The advocacy and passion of the post-War French Rugby League President, Paul Barriere, in fighting for the creation of the tournament is still recognised in the naming of the Rugby League World Cup trophy after him.

In doing so, he continued a long tradition of international sports organisation from within France – particularly as reflected in soccer with the creation of the FIFA World Cup and the European Football Championships, all being the work of Frenchmen.

The disgraceful historical attempts to wipe rugby league from the French sporting landscape have been documented elsewhere, and nowhere in the rugby league world is the game pursued with a more vigorous ardour, nor has it faced such monumental obstacles to its existence.

That France was allowed to go from the preeminent national rugby league team in the 1950s to also-rans by the 1990s was a product of rugby union interference (the Vichy ban), governmental obsequiousness to shady rugby union influence (the Protocol), and a steady decline in playing numbers and visibility on the sporting landscape directly caused by both.

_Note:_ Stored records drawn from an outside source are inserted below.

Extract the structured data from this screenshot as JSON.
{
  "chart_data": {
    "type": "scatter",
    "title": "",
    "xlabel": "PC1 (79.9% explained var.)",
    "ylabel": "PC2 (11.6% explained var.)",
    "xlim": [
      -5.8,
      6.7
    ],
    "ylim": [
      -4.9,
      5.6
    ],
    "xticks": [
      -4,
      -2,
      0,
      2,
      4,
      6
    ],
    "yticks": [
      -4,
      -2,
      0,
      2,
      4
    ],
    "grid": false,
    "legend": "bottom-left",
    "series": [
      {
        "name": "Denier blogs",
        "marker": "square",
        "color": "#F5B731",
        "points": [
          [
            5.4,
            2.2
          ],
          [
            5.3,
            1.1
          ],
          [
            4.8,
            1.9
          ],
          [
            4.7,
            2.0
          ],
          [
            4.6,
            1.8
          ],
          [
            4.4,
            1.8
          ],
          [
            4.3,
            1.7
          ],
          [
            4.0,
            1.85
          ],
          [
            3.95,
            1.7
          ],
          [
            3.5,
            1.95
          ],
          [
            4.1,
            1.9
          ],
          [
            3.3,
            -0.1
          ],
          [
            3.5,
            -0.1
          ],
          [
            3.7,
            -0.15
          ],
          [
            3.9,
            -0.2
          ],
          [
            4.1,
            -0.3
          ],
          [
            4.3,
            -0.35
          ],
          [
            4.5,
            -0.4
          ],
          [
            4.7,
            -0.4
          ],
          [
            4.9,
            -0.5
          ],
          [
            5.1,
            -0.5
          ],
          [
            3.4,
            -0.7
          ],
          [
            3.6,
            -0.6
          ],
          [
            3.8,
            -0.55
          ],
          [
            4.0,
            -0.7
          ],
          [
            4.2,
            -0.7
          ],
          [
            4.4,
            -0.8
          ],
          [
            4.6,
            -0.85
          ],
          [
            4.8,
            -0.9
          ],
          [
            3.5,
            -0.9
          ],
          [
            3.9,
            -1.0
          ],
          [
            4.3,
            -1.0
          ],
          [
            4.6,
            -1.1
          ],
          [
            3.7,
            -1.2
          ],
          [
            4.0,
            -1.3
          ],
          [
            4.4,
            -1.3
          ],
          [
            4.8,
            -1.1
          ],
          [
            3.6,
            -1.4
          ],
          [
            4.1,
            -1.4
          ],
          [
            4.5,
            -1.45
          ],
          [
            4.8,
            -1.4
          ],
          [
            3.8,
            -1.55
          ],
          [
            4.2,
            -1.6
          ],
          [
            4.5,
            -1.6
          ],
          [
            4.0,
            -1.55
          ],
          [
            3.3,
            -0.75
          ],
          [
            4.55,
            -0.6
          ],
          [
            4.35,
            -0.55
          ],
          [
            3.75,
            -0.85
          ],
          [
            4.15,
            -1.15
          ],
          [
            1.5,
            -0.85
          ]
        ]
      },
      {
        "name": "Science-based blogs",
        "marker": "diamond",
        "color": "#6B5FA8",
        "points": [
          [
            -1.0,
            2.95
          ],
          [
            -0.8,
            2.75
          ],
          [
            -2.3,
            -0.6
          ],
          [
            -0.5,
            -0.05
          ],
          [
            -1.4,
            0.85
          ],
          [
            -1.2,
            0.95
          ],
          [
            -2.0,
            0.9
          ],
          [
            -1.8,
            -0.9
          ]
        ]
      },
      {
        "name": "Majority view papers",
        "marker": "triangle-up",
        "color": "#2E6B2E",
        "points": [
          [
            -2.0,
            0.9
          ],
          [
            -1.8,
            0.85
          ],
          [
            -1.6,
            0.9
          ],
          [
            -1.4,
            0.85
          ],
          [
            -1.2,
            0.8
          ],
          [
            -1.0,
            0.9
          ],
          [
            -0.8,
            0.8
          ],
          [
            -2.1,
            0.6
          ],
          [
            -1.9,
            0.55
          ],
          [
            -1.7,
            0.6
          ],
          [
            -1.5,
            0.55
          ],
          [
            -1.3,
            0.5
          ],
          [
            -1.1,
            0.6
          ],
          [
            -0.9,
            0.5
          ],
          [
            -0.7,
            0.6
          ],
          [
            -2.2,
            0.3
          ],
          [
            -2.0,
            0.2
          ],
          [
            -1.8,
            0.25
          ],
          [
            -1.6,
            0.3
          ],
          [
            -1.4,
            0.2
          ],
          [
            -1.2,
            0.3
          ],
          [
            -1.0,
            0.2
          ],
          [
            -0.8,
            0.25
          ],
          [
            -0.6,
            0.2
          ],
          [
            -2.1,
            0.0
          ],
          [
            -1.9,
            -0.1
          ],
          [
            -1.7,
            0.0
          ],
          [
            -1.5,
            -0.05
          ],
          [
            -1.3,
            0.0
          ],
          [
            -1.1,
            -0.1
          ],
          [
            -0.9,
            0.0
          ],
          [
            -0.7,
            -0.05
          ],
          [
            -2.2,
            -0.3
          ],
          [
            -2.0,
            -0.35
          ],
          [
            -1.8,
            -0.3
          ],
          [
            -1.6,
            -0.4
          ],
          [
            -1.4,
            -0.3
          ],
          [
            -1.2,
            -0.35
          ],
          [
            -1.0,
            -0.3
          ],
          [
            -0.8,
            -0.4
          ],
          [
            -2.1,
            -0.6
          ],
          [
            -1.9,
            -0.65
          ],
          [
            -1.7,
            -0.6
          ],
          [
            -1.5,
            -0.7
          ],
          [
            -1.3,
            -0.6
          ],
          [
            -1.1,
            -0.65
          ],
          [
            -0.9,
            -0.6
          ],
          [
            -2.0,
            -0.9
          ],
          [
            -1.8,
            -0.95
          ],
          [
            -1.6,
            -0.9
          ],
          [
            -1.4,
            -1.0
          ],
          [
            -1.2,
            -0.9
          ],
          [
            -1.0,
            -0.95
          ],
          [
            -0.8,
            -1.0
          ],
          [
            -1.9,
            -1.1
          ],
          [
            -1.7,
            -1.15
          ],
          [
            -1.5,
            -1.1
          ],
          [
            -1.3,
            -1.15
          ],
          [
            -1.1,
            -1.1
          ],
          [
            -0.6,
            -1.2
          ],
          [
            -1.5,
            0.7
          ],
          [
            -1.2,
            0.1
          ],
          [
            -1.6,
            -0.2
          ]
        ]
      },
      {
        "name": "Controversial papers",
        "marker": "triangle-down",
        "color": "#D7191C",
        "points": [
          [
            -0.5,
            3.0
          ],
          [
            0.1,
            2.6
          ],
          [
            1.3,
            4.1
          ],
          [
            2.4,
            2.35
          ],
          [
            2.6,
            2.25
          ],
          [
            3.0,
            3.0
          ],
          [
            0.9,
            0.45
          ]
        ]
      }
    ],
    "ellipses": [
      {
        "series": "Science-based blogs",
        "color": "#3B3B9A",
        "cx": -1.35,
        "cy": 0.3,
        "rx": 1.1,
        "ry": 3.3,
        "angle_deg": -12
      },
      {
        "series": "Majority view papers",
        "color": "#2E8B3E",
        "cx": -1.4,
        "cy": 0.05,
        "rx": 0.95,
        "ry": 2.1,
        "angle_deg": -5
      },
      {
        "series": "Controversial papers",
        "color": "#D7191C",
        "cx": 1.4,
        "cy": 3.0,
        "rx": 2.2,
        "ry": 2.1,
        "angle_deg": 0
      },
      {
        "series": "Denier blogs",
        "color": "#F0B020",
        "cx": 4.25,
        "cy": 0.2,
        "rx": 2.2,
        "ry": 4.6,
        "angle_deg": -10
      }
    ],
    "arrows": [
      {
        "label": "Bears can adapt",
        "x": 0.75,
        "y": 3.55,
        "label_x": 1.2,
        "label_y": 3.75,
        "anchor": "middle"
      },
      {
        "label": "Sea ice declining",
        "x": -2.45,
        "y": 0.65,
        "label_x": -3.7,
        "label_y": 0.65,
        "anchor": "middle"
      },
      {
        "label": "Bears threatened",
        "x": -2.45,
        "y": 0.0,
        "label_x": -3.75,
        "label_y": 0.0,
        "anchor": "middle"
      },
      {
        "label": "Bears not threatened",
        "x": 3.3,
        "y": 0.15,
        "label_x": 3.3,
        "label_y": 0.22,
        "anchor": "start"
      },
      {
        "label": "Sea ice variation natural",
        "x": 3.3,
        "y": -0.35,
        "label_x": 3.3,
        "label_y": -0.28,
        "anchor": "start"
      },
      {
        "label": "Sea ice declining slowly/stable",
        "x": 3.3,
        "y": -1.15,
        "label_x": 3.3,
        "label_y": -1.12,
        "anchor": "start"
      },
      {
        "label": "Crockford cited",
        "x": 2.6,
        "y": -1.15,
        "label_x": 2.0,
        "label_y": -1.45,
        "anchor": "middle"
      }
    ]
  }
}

Rugby league in France still has a valid claim for reparations against both rugby union and the French government dating back to 1940.

Despite directly benefiting from its acts to destroy rugby league, French rugby union (embodied in the current FFR body) has never acknowledged its war-time atrocities, nor has it apologised for them, much less repaid the millions of Francs that were stolen from rugby league in 1940 and 1941.

Valuable records of the game were also destroyed when the then French rugby league headquarters was burned down in an act of arson bearing frightening similarities to the actions of totalitarian governments of the time.

For the game of rugby league to have survived such vicious acts demonstrates that the flame that burns for the game in France will not be extinguished lightly.

Few if any sports in the world have been subject to such malevolence for merely daring to exist.

The decision to award the 2025 tournament to France is a well overdue recognition of this once formidable rugby league force and its historical contribution to the game.